Not in the peaceful transformation of a woman into a mother meeting her baby for the first time kind of way. There is very little peace in the modern medical horrors imposed on newborn babies struggling for life. Nor is it found in the heartbreaking realization that your child may be different, and the terror of not knowing what different might mean.
No, your first year has been transformative in a different, but no less fundamental way. It was the beginning of ICU Mom, ICU Dad and big brother Max. Now, we find laughter in unlikely places. We are thankful for small blessings. We are, as your brother so often says, “best pals”. We have perspective. We don’t hide from things that are painful to hear and accept, we stare them down and then start planning our solutions. We are unafraid.
ICU Mom and Dad would never zone out when a resident delivered painful news. They would never let anyone tell them they couldn’t see their baby. They wouldn’t sit there and cry, they would ruck up and demand action.
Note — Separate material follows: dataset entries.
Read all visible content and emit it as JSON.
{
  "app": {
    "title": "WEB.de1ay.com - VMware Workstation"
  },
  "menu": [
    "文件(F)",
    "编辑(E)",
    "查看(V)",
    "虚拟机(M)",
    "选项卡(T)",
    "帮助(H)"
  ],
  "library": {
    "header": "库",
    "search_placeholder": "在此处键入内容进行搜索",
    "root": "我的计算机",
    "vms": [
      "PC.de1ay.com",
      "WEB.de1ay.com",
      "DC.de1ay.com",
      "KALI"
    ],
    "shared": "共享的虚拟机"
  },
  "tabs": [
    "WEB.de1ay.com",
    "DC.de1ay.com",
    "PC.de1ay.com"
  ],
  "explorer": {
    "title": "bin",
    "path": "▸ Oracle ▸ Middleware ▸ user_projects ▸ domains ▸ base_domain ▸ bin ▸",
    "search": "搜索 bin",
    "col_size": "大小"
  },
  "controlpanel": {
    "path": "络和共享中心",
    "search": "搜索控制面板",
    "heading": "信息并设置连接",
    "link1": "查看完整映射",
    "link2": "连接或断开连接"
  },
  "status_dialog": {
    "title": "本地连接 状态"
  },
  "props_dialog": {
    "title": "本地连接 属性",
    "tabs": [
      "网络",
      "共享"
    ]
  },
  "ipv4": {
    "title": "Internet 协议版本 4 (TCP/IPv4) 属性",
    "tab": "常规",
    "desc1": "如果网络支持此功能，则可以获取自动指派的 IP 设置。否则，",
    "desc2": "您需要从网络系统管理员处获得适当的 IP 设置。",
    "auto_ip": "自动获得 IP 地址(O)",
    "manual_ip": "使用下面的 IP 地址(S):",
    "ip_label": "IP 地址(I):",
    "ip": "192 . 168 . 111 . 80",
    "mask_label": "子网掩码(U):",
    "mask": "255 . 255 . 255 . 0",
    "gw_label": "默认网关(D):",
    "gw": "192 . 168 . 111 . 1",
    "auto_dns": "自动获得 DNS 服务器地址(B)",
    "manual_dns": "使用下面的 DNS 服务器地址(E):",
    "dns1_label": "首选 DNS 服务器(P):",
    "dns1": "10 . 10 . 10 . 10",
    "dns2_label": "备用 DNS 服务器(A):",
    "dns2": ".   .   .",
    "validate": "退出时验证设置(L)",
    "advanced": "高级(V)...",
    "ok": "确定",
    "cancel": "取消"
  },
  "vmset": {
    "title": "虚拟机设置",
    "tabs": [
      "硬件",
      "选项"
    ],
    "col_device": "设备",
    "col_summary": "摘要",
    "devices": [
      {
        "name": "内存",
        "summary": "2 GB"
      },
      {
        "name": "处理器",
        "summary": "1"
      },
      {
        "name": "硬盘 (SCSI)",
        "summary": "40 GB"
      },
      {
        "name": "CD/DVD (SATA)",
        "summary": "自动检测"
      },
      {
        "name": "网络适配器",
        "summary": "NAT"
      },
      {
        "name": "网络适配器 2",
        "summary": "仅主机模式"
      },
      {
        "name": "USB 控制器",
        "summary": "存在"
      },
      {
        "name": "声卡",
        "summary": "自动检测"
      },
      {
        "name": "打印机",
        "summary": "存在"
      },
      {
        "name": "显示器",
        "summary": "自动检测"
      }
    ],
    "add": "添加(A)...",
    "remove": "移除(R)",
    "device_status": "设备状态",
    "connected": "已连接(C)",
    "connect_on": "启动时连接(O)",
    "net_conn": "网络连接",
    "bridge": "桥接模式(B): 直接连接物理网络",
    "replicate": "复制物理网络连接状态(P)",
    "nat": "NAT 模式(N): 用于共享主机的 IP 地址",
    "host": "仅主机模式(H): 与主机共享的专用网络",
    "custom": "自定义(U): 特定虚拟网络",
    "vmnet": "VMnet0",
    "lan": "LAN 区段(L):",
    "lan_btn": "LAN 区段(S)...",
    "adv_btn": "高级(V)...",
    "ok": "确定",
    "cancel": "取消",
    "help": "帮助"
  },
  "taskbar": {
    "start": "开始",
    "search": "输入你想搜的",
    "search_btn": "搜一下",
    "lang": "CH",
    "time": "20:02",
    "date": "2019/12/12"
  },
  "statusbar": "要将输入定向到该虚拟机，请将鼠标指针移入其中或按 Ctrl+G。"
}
You did that, James. You brought out courage in each member of this family we didn’t know we possessed, and I will be grateful to you for that for the rest of my days. There is something in you, my boy. I don’t know yet what it is, but everyone who encounters you feels it too. There is still so much uncertainty ahead for you, but I know at least this for certain: you were meant to be here, and you were meant to be ours.